Denmark is pulling forces out of Iraq and reinforcing its military units at home and, with NATO, in the Baltics.
“We must be prepared for the Danish presence in the Baltics to be long-term, and there is a need for balancing between having soldiers on the ground and being ready to deploy them from Denmark,” the Nordic country’s Acting Defence Minister Troels Lund Poulsen said on Tuesday, May 2.
He also announced that his country had pledged military equipment and financial support to Ukraine worth 1.7 billion Danish kroner ($250 million).
In February 2024, Denmark will pull one of its security and escort units of about 105 soldiers out of Iraq but will continue to provide staff and advice to NATO’s mission there.
At the same time, Denmark is enhancing its collaboration with NATO in the Baltic countries. It has offered NATO a battalion of between 700 and 1,200 soldiers that is expected to be deployed in Latvia between four and six months every year.

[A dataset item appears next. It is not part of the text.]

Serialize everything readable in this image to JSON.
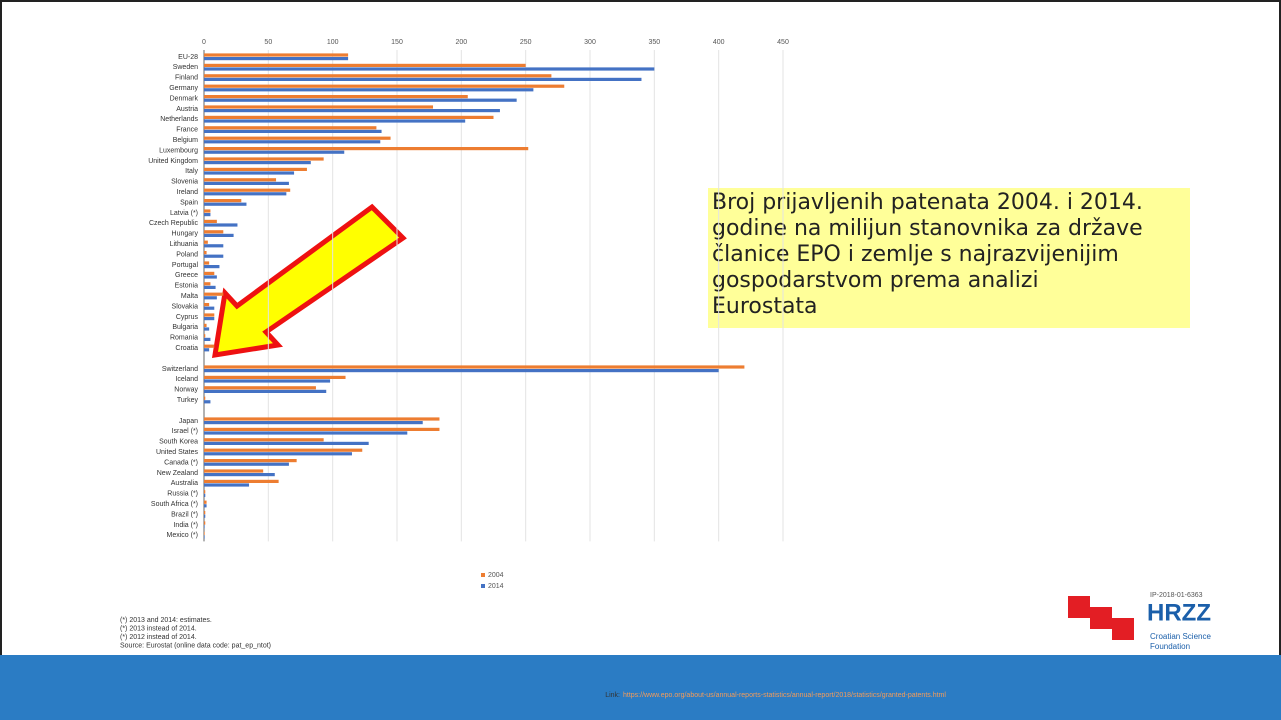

For the rest of the year, the same troops will remain in Denmark, ready to be deployed to the Baltic states.
“As of mid-2024, Denmark will make a battalion available to NATO for the defence of the Baltic states, which will be deployed in Latvia part of the year and the rest of the year in Denmark, where it will be on standby ready to go to the Baltic states in the event of a crisis,” a ministry statement also said.
Besides the Danish forces’ deployment capacity, “the composition and the size of the battalion, as well as the duration of the specific deployments, will depend on NATO and its allies’ needs,” the statement added.
Last March, Denmark sent 225 soldiers to Estonia as part of the permanent NATO mission in the Baltics it participates in called the “Enhanced Forward Presence.”